I had wished to raise one issue in detail today with the Minister, Deputy Donohoe, in particular. I may pick it up with him another time. The issue is the €70 million to be allocated in the national development plan to the building blocks capital programme. The figure of €70 million is a drop in the ocean compared with the scale of the national development plan but it is absolutely vital in the context of shortages in the childcare sector, particularly in Dublin at the moment. While it is important to acknowledge there has been progress in helping families with the affordability of childcare, that help is a reduction of somewhere between 9% and 25%, which is still far off where we need to be to make childcare truly affordable. The overwhelming issue in the early years sector is availability of places. In many instances, there is a lack of places because there is a sheer lack of appropriate physical infrastructure for preschool places and crèches. A particular example is in Stoneybatter, in Dublin 7, an area the Minister knows only too well, as do I. By June of this year, there will be a loss of 105 preschool places in that small urban village because two primary schools, which have for many years hosted two preschools, now need to make space for additional needs provision. There is a lack of joined-up thinking in this case. The Department of Education says we need to expand special needs education but the Department of Children, Equality, Disability, Integration and Youth, does not seem to have been informed of any decisions by the Department of Education and some children with special needs aged three and four attending the preschools are now at a loss. There is no joined-up thinking. As the preschools have had to be pushed out by the primary schools, they are left high and dry. They cannot find anywhere.
Any time we have raised this with the Minister responsible for children, while there is a lot of sympathy, we are told his Department can do very little. The city and county childcare committees tell us they can do very little because they are not resourced for it. The one thing they point to is the €70 million of the building blocks capital expenditure programme. We have seen no detail as to whether any money has been spent or is planned to be spent. I wish to tell the Minister of State that the situation is urgent. The loss of 105 places in Stoneybatter is just one example. There are at least four other crèches or preschools across Dublin's inner city that cannot find space. Others are creaking at the seams with massive waiting lists that would love to take on more children. There are families who simply do not have places, yet they cannot expand. The key question is, where is the Government's ambition? Where is its vision as to ensuring there is a sufficient number of places? I would like to hear a response from the Minister of State today or by follow-up to comment on what is happening to that €70 million. It needs to be spent now.

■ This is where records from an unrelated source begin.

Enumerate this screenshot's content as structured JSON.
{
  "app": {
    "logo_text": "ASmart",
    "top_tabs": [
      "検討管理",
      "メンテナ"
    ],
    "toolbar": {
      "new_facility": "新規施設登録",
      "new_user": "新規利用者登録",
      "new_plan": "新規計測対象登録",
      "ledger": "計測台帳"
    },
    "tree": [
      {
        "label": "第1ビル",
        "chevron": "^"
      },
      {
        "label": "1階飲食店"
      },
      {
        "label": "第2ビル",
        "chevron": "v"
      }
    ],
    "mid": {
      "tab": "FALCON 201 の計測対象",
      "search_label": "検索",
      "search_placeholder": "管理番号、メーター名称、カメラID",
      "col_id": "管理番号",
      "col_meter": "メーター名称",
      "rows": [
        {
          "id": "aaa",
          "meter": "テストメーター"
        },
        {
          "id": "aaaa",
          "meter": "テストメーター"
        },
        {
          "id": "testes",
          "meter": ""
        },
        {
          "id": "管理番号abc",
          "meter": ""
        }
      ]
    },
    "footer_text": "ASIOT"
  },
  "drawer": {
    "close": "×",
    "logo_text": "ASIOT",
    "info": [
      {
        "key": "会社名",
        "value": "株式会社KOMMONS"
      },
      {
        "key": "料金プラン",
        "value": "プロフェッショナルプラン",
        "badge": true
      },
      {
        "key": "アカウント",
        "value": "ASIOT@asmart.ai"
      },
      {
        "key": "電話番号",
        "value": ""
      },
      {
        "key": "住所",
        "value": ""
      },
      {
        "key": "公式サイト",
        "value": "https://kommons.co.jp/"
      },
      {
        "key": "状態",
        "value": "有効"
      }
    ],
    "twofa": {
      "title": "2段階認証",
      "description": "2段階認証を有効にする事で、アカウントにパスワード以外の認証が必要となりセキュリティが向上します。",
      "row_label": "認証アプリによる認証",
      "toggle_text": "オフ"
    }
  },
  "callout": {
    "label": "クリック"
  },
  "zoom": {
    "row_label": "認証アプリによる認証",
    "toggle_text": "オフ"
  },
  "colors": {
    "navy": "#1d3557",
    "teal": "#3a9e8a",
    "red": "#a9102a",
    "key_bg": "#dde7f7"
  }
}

There is a crèche on Hardwicke Street, Dublin 7. Over the door, it states it was funded by the EU Structural Fund and Irish Government funding. For good reason, EU structural funding is not coming into the country any more and our public finances are in a very good place. While there is an overall pot of money allocated to the national development plan, we need to see more money going into ensuring that physical places are put in place for the early years sector.